I'm the president of a managed service provider in Canada and have been working with Google since its beta days back in 2005. Recently, as we've migrated a new customer to Google Workspace, we've encountered a frustrating issue: every account we try to log into demands an SMS verification number for initial access. This isn't just about two-factor authentication; it's the first login!
The hiccup is that Google now insists on a unique phone number for each account, and there's no way to bypass this in the admin console. We have several delegate accounts that we need to activate one by one, and we're under pressure to use either YubiKeys or Google Authenticator to protect personal phone numbers.
It's a real pain because reusing any phone number is against Google's policy, and their support has been unhelpful, suggesting I contact friends and family for numbers, which isn't professional at all. My customer is locked out and extremely frustrated, and I'm at a loss for what to do. Has anyone else faced this issue, and if so, how did you resolve it?
3 Answers
Honestly, it's a bit shocking that Google, a leader in tech, is handling this so poorly. If all else fails, have you considered using a third-party identity provider like Okta or Ping? It might be a bit of extra work, but it could streamline the process for managing user access in the future.

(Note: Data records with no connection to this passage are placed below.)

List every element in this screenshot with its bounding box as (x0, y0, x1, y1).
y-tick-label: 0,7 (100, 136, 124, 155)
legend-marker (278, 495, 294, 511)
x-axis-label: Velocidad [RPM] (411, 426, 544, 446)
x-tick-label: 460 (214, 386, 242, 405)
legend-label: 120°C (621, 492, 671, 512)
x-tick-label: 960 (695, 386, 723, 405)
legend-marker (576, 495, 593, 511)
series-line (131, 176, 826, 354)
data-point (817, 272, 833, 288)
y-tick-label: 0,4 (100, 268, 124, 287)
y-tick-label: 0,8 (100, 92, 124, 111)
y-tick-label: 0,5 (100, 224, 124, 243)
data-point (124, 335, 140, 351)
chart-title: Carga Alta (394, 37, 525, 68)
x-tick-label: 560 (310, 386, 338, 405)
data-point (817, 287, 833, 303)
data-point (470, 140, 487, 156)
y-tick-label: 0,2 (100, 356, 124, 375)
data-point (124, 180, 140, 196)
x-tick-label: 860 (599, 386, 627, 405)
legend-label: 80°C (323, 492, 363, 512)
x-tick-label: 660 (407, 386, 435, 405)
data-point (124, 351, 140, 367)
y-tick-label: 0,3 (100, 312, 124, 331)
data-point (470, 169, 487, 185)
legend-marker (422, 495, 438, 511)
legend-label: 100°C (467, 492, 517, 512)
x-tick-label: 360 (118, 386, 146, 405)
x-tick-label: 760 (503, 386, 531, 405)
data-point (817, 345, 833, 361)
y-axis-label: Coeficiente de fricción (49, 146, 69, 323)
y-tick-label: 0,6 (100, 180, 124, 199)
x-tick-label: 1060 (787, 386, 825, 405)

True, but maybe OP can negotiate with the customer on using a shared number just for setup? That way they can at least bypass the SMS issue temporarily.
It sounds like using a customer-owned number for the SMS verification could help. Coordinate with your client to decide which number to use, and in many cases, call verification might also work without relying solely on SMS. Just keep in mind that you need to have the proper legal authority to represent your customer when setting this up according to Google's terms of service.

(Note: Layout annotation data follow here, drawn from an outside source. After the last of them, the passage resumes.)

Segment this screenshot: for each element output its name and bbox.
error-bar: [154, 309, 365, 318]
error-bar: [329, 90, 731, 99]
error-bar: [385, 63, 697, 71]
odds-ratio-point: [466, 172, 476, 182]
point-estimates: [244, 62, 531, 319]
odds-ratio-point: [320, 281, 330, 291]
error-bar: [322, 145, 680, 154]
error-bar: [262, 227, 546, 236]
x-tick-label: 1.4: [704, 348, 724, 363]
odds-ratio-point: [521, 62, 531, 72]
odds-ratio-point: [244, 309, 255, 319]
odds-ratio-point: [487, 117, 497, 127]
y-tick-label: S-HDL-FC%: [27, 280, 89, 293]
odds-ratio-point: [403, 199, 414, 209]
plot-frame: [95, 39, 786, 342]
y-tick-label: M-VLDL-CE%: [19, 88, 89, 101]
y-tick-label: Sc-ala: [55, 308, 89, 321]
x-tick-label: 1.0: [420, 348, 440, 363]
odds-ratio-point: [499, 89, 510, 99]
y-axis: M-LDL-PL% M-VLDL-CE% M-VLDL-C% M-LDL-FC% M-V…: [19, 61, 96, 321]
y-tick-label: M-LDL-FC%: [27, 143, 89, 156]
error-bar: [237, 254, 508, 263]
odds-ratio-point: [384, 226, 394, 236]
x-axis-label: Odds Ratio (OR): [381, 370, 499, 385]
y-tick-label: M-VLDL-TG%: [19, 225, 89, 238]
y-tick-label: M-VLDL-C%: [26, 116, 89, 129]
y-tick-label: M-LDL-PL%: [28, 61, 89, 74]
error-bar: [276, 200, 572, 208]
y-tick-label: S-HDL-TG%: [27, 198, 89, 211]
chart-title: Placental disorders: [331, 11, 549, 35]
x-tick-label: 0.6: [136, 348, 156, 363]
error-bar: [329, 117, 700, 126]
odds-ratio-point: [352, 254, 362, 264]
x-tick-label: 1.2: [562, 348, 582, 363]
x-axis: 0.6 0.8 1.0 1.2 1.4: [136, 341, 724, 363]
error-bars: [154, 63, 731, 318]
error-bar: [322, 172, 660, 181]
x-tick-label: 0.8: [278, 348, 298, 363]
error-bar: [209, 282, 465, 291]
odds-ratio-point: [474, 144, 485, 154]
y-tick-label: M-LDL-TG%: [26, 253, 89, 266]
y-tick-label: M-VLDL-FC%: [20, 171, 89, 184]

It feels like these big tech companies are just throwing up walls lately. I heard Apple pulled something similar with iCloud accounts, requiring extra verification steps. It's frustrating when it's obvious that some users are ruining a service for everyone else.
That's a good suggestion, but isn't the SMS requirement getting in the way of doing that? It seems like you can't even set up SSO until you get past that initial verification nightmare.